第13章 濡色*爆豪勝己
俺の家の二階にある、隅の部屋。
窓が北に面しているため、一日を通して部屋の中が暗く、夜なんかは月の光すらも差し込まない闇となる。
家具は全く置いておらず、扉は外から鍵をかけられる。
その部屋に、初めて客がやって来た。
「チッ……厄介なことになったぜ…。」
高校を卒業してプロヒーローになった俺は、順風満帆…と周りから思われる生活を送ってきたはずだった。
俺のファンを公言する女から言い寄られてきたことだって…数える気にもならないが、それなりには居たと思ってる。
だが、幼稚園から高校までを共に過ごした、たった一人の存在が邪魔で他の女なんか目に入らなかった。
陽月れん……本当に嫌な女だ。
いつも俺のことをドブを見るような目で蔑んでは、「最低!クズ!」と罵声を浴びせてくるような奴だった。

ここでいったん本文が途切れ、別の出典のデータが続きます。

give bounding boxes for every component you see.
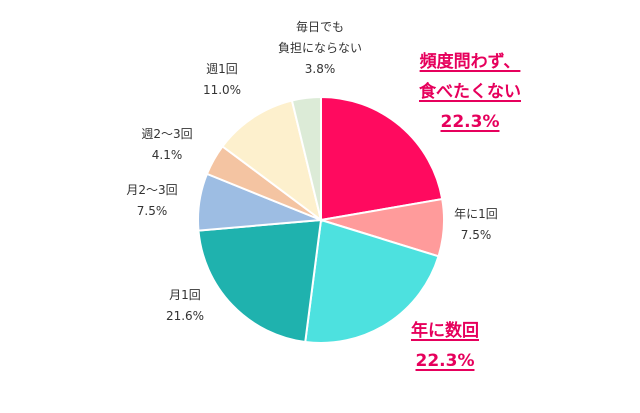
pie-slice-monthly-once <box>197 218 323 344</box>
slice-label-every-day-line2: 負担にならない <box>277 41 362 55</box>
slice-label-monthly-2-3-text: 月2〜3回 <box>126 183 178 197</box>
slice-value-weekly-once: 11.0% <box>202 83 242 97</box>
slice-label-yearly-several: 年に数回 22.3% <box>390 316 500 376</box>
pie-slice-every-day <box>290 95 322 221</box>
pie-slice-no-eat <box>320 95 444 222</box>
slice-value-weekly-2-3: 4.1% <box>151 148 183 162</box>
slice-label-weekly-once-text: 週1回 <box>206 62 238 76</box>
slice-label-monthly-once: 月1回 21.6% <box>150 285 220 327</box>
slice-label-weekly-once: 週1回 11.0% <box>190 59 254 101</box>
slice-label-no-eat-line1: 頻度問わず、 <box>419 52 521 72</box>
slice-label-every-day: 毎日でも 負担にならない 3.8% <box>255 17 385 80</box>
slice-value-monthly-once: 21.6% <box>165 309 205 323</box>
slice-label-every-day-line1: 毎日でも <box>295 20 344 34</box>
slice-label-no-eat: 頻度問わず、 食べたくない 22.3% <box>375 47 565 137</box>
slice-value-yearly-once: 7.5% <box>460 228 492 242</box>
slice-label-yearly-several-text: 年に数回 <box>411 321 479 341</box>
slice-label-weekly-2-3-text: 週2〜3回 <box>141 127 193 141</box>
pie-slice-yearly-several <box>304 218 440 344</box>
slice-value-yearly-several: 22.3% <box>415 351 475 371</box>
slice-value-no-eat: 22.3% <box>440 112 500 132</box>
slice-label-weekly-2-3: 週2〜3回 4.1% <box>127 124 207 166</box>
slice-label-monthly-2-3: 月2〜3回 7.5% <box>112 180 192 222</box>
slice-value-monthly-2-3: 7.5% <box>136 204 168 218</box>
slice-label-yearly-once-text: 年に1回 <box>454 207 498 221</box>
slice-label-monthly-once-text: 月1回 <box>169 288 201 302</box>
pie-slices <box>197 95 445 344</box>
pie-slice-weekly-once <box>221 99 323 223</box>
slice-label-no-eat-line2: 食べたくない <box>419 82 521 102</box>
slice-label-yearly-once: 年に1回 7.5% <box>445 204 507 246</box>
slice-value-every-day: 3.8% <box>304 62 336 76</box>
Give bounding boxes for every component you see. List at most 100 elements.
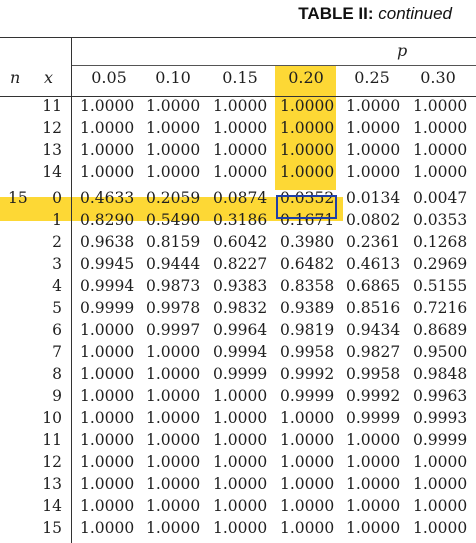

あんたが緑谷にしている事よりマシよ!……そう言って俺を睨みつける時の顔は今でも脳裏に焼き付いている。
(流石に寝てる間はんな顔しねぇな…。)
そんな女は現在、暗い部屋の床に乱雑に敷かれた布団の上で、安らかな顔して熟睡してやがる。
両手は前で縛られてるから不自由はあるだろうが、それでも気持ちは良さそうだ。
(……これじゃ、どっちが悪役か分かんねー…)
こいつを運んできたのは俺だが、これからどうするかは全く決めていなかった。
どうせ陽月のことだ…俺の顔を見て騒ぎ立て、状況を説明しろと鬼の形相で迫るに違いねぇ。
陽月の隣で胡坐をかきながら、俺は珍しく思い出に浸って暇を持て余していた。